L'origine du coronavirus
Marie-Monique Robin : "D’après les scientifiques, on ne peut pas connaître l'origine précise de ce coronavirus. On sait qu’il provient d'une chauve-souris : mais on ne sait pas quel était l'animal intermédiaire.
Au début, on parlait du pangolin. C'est apparemment exclu.
Une chercheuse a fait des prélèvements sur 400 d’entre eux qui avaient été arrachés aux mains des trafiquants en Malaisie. Aucun n’était porteur de ce coronavirus-là. Si un pangolin a été contaminé, c'est en bout de chaîne.
Dans le livre, des chercheurs évoquent une autre hypothèse.
Ce virus pourrait être originaire des élevages intensifs de porcs de la région de Wuhan. Il y a eu une grippe porcine. Ce qui aurait pu laisser passer sous le radar les cas d'infection par un coronavirus.
Il y a aussi la piste de l’erreur de manipulation dans le laboratoire P4 qu’on ne peut pas exclure pour l’instant. L’enquête de l’OMS devrait nous en apprendre un peu plus. Mais si un laboratoire P4 existe c'est parce qu'il y a des agents pathogènes chez les animaux sauvages. Et que l’homme créé ce que le spécialiste des changements environnementaux Jean-François Guégan appelle "des territoires d'émergence".

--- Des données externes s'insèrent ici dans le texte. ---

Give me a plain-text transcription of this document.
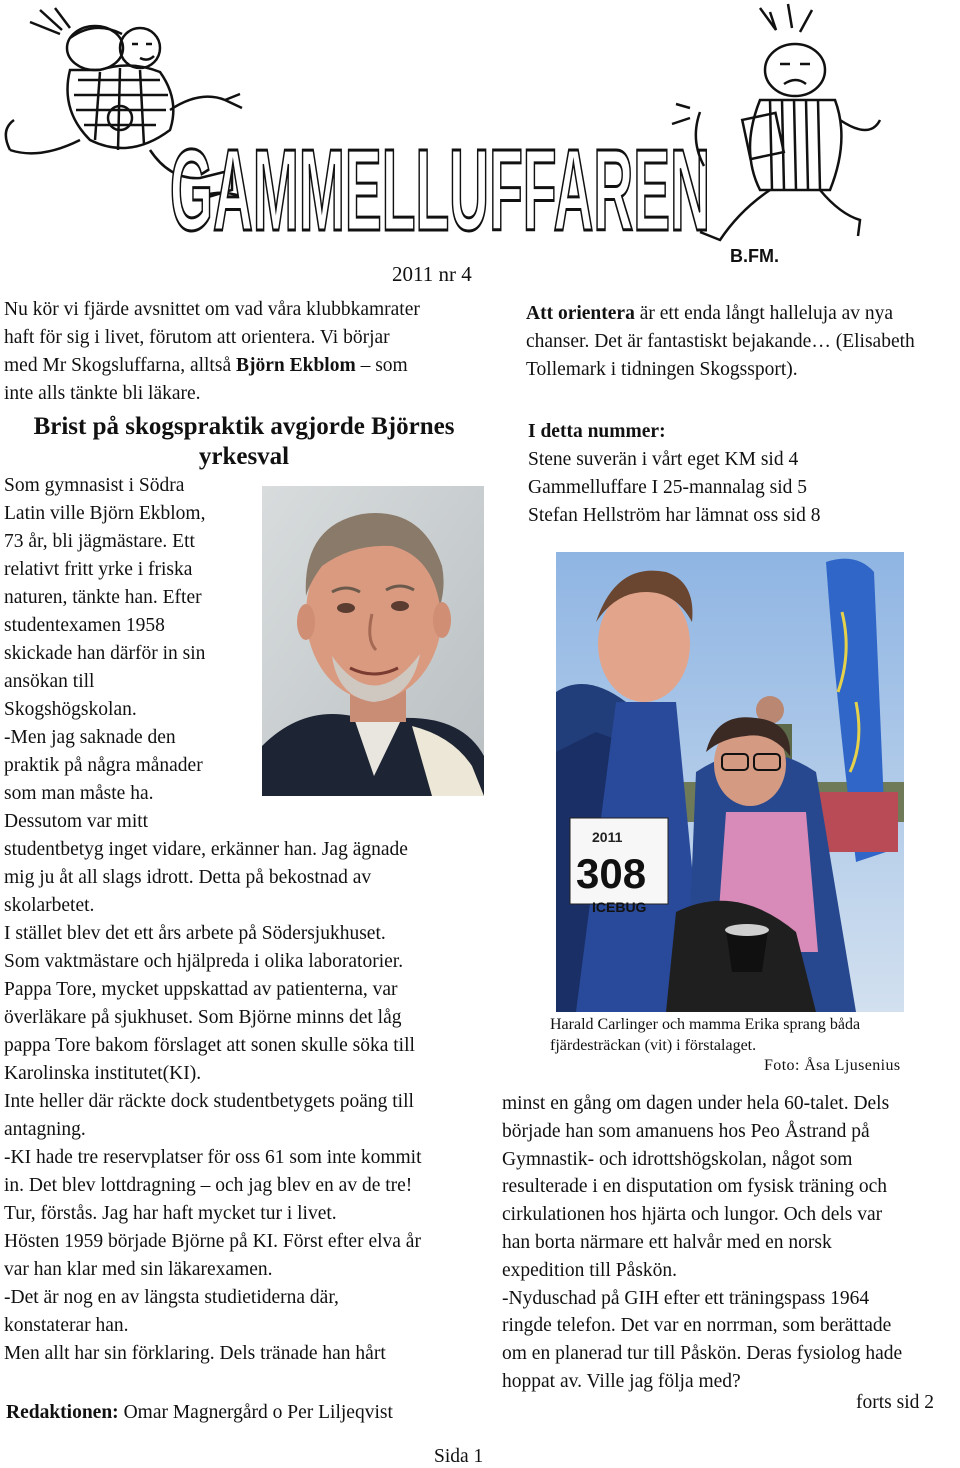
GAMMELLUFFAREN
B.FM.
2011 nr 4

Nu kör vi fjärde avsnittet om vad våra klubbkamrater

haft för sig i livet, förutom att orientera. Vi börjar

med Mr Skogsluffarna, alltså Björn Ekblom – som

inte alls tänkte bli läkare.

Brist på skogspraktik avgjorde Björnes
yrkesval

Som gymnasist i Södra

Latin ville Björn Ekblom,

73 år, bli jägmästare. Ett

relativt fritt yrke i friska

naturen, tänkte han. Efter

studentexamen 1958

skickade han därför in sin

ansökan till

Skogshögskolan.

-Men jag saknade den

praktik på några månader

som man måste ha.

Dessutom var mitt

studentbetyg inget vidare, erkänner han. Jag ägnade

mig ju åt all slags idrott. Detta på bekostnad av

skolarbetet.

I stället blev det ett års arbete på Södersjukhuset.

Som vaktmästare och hjälpreda i olika laboratorier.

Pappa Tore, mycket uppskattad av patienterna, var

överläkare på sjukhuset. Som Björne minns det låg

pappa Tore bakom förslaget att sonen skulle söka till

Karolinska institutet(KI).

Inte heller där räckte dock studentbetygets poäng till

antagning.

-KI hade tre reservplatser för oss 61 som inte kommit

in. Det blev lottdragning – och jag blev en av de tre!

Tur, förstås. Jag har haft mycket tur i livet.

Hösten 1959 började Björne på KI. Först efter elva år

var han klar med sin läkarexamen.

-Det är nog en av längsta studietiderna där,

konstaterar han.

Men allt har sin förklaring. Dels tränade han hårt

Att orientera är ett enda långt halleluja av nya chanser. Det är fantastiskt bejakande… (Elisabeth Tollemark i tidningen Skogssport).
I detta nummer:
Stene suverän i vårt eget KM sid 4
Gammelluffare I 25-mannalag sid 5
Stefan Hellström har lämnat oss sid 8
2011
308
ICEBUG
Harald Carlinger och mamma Erika sprang båda
fjärdesträckan (vit) i förstalaget.
Foto: Åsa Ljusenius

minst en gång om dagen under hela 60-talet. Dels

började han som amanuens hos Peo Åstrand på

Gymnastik- och idrottshögskolan, något som

resulterade i en disputation om fysisk träning och

cirkulationen hos hjärta och lungor. Och dels var

han borta närmare ett halvår med en norsk

expedition till Påskön.

-Nyduschad på GIH efter ett träningspass 1964

ringde telefon. Det var en norrman, som berättade

om en planerad tur till Påskön. Deras fysiolog hade

hoppat av. Ville jag följa med?

forts sid 2
Redaktionen: Omar Magnergård o Per Liljeqvist
Sida 1
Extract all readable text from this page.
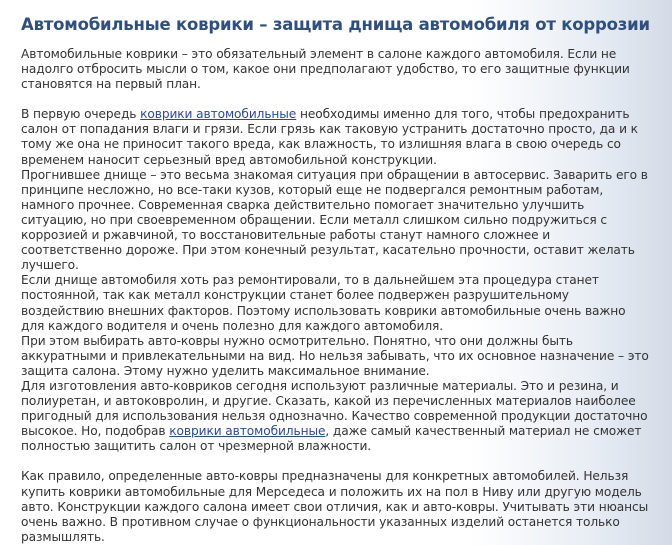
Автомобильные коврики – защита днища автомобиля от коррозии

Автомобильные коврики – это обязательный элемент в салоне каждого автомобиля. Если не надолго отбросить мысли о том, какое они предполагают удобство, то его защитные функции становятся на первый план.

В первую очередь коврики автомобильные необходимы именно для того, чтобы предохранить салон от попадания влаги и грязи. Если грязь как таковую устранить достаточно просто, да и к тому же она не приносит такого вреда, как влажность, то излишняя влага в свою очередь со временем наносит серьезный вред автомобильной конструкции.

Прогнившее днище – это весьма знакомая ситуация при обращении в автосервис. Заварить его в принципе несложно, но все-таки кузов, который еще не подвергался ремонтным работам, намного прочнее. Современная сварка действительно помогает значительно улучшить ситуацию, но при своевременном обращении. Если металл слишком сильно подружиться с коррозией и ржавчиной, то восстановительные работы станут намного сложнее и соответственно дороже. При этом конечный результат, касательно прочности, оставит желать лучшего.

Если днище автомобиля хоть раз ремонтировали, то в дальнейшем эта процедура станет постоянной, так как металл конструкции станет более подвержен разрушительному воздействию внешних факторов. Поэтому использовать коврики автомобильные очень важно для каждого водителя и очень полезно для каждого автомобиля.

При этом выбирать авто-ковры нужно осмотрительно. Понятно, что они должны быть аккуратными и привлекательными на вид. Но нельзя забывать, что их основное назначение – это защита салона. Этому нужно уделить максимальное внимание.

Для изготовления авто-ковриков сегодня используют различные материалы. Это и резина, и полиуретан, и автоковролин, и другие. Сказать, какой из перечисленных материалов наиболее пригодный для использования нельзя однозначно. Качество современной продукции достаточно высокое. Но, подобрав коврики автомобильные, даже самый качественный материал не сможет полностью защитить салон от чрезмерной влажности.

Как правило, определенные авто-ковры предназначены для конкретных автомобилей. Нельзя купить коврики автомобильные для Мерседеса и положить их на пол в Ниву или другую модель авто. Конструкции каждого салона имеет свои отличия, как и авто-ковры. Учитывать эти нюансы очень важно. В противном случае о функциональности указанных изделий останется только размышлять.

Le lien entre biodiversité et maladies
Les scientifiques ont mis au jour les mécanismes qui expliquent comment la biodiversité protège des maladies. Serge Morant évoque l’immuno-écologie. "Testée sur les rongeurs, elle pose comme postulat que l’écologie fait partie de l’homéostasie (phénomène par lequel un facteur clé est maintenu autour d'une valeur bénéfique pour le système considéré, grâce à un processus de régulation) de l’individu.
L’apprentissage de l’immunologie passe par la rencontre avec des virus pas forcément mortels qui entrainent le système immunitaire.

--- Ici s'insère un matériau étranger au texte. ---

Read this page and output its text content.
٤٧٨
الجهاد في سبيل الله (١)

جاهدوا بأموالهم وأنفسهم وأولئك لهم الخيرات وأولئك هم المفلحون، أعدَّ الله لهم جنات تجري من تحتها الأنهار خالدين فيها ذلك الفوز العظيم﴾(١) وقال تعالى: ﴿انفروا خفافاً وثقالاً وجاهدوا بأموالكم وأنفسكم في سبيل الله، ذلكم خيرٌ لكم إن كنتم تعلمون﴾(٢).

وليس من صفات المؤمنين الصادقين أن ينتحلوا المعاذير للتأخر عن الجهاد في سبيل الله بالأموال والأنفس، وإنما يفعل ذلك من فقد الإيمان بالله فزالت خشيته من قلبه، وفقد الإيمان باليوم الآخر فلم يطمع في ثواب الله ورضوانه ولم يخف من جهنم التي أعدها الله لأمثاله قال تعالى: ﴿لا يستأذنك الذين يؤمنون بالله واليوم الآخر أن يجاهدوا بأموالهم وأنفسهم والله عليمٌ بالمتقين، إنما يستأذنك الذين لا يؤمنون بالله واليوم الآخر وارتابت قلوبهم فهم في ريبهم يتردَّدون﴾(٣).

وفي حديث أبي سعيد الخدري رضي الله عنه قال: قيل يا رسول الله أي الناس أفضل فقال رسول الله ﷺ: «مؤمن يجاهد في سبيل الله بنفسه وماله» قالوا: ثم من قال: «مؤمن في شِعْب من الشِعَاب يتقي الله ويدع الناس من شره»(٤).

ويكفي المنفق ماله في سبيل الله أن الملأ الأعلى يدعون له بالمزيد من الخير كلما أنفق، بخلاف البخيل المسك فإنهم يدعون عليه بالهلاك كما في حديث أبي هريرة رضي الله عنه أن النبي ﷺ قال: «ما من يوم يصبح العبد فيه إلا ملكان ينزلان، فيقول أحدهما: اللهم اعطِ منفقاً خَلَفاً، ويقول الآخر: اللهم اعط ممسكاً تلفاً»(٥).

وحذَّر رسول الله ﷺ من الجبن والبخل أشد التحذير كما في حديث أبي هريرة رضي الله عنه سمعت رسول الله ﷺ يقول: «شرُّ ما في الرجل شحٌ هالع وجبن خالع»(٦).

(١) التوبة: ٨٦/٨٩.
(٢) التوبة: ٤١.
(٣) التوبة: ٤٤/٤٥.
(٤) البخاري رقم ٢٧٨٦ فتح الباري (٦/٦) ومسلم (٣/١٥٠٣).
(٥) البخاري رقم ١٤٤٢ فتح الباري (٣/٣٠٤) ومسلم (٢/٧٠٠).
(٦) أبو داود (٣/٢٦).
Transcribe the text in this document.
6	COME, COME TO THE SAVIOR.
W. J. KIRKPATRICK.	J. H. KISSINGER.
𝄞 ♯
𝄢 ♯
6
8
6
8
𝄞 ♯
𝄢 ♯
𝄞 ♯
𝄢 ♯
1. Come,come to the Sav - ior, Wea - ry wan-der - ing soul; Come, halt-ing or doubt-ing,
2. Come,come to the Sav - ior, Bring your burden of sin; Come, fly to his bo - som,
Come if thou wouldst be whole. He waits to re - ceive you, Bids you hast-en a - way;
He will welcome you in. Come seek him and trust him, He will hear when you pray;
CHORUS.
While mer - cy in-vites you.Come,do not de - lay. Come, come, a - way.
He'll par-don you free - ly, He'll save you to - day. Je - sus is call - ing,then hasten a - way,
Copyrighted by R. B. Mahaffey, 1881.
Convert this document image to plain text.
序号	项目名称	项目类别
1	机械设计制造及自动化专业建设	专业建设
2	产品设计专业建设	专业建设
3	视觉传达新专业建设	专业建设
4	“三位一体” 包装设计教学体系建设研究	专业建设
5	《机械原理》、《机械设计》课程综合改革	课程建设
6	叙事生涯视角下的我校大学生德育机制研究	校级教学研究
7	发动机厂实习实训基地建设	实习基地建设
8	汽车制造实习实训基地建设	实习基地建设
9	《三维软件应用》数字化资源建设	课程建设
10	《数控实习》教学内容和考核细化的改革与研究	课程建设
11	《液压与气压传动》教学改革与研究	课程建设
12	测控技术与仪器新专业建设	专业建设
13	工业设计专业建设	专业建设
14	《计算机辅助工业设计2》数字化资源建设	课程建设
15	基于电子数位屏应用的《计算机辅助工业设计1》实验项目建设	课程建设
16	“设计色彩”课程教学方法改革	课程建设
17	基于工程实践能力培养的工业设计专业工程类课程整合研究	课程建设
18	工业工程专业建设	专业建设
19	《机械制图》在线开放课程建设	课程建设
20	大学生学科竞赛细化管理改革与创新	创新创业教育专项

En Thaïlande, où je vis, nous sommes dans des endroits où beaucoup de coronavirus circulent. Et la crise de la COVID-19 est moins mortelle. A population semblable à la France, ils ont eu 79 morts contre 65 000."

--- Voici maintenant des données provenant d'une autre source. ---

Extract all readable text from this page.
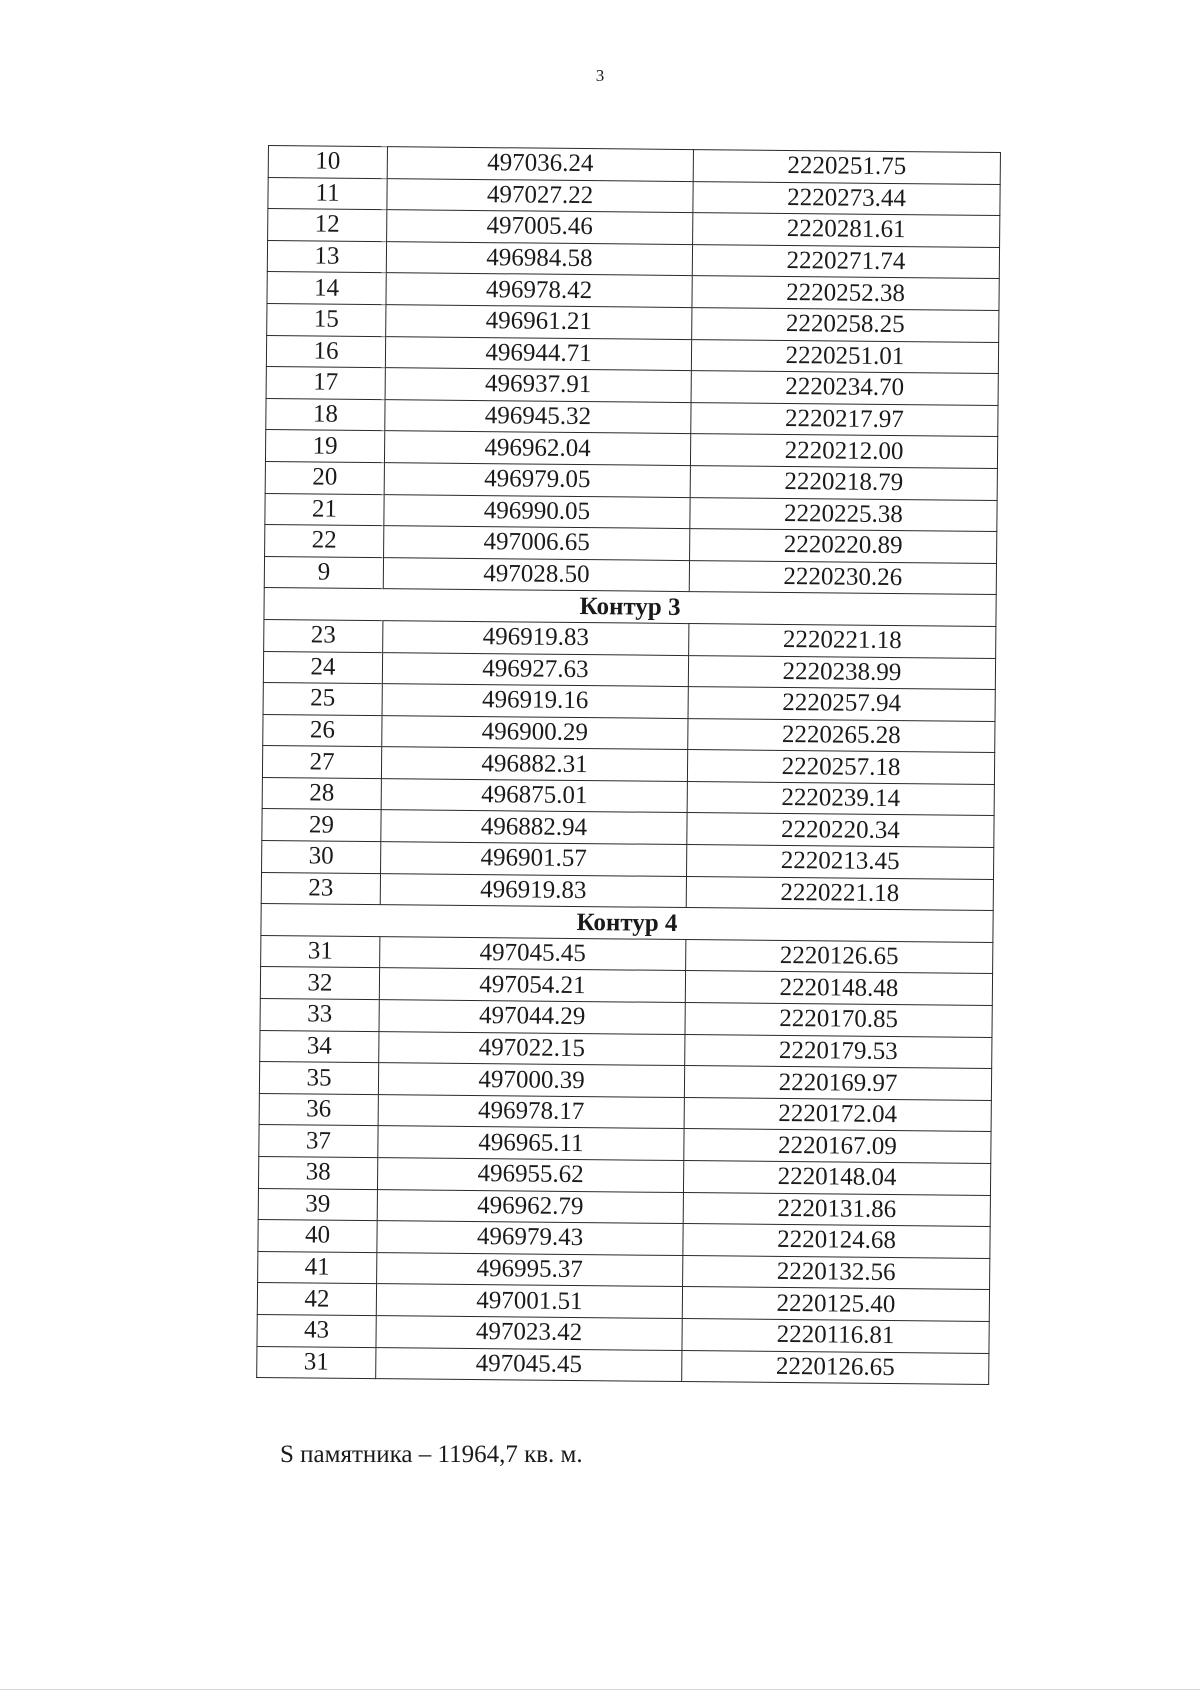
3
10	497036.24	2220251.75
11	497027.22	2220273.44
12	497005.46	2220281.61
13	496984.58	2220271.74
14	496978.42	2220252.38
15	496961.21	2220258.25
16	496944.71	2220251.01
17	496937.91	2220234.70
18	496945.32	2220217.97
19	496962.04	2220212.00
20	496979.05	2220218.79
21	496990.05	2220225.38
22	497006.65	2220220.89
9	497028.50	2220230.26
Контур 3		
23	496919.83	2220221.18
24	496927.63	2220238.99
25	496919.16	2220257.94
26	496900.29	2220265.28
27	496882.31	2220257.18
28	496875.01	2220239.14
29	496882.94	2220220.34
30	496901.57	2220213.45
23	496919.83	2220221.18
Контур 4		
31	497045.45	2220126.65
32	497054.21	2220148.48
33	497044.29	2220170.85
34	497022.15	2220179.53
35	497000.39	2220169.97
36	496978.17	2220172.04
37	496965.11	2220167.09
38	496955.62	2220148.04
39	496962.79	2220131.86
40	496979.43	2220124.68
41	496995.37	2220132.56
42	497001.51	2220125.40
43	497023.42	2220116.81
31	497045.45	2220126.65
S памятника – 11964,7 кв. м.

Marie-Monique Robin confirme. "C’est la même chose en Afrique à qui on avait prédit une hécatombe avec des millions de morts du coronavirus. Or ce n’est pas le cas, en particulier dans les zones rurales.
On a constaté que les villageois africains ne parquent pas leurs animaux.
Un virologue gabonais explique que le bétail, ou les animaux domestiques, vont se rendre à la lisière des forêts. Ils vont croiser là des chauves-souris qui ont des coronavirus pas exactement les même que le SARS-CoV-2. Mais ces virus rencontrés sont suffisamment proches pour protéger en partie les populations lorsqu’elles sont contaminées.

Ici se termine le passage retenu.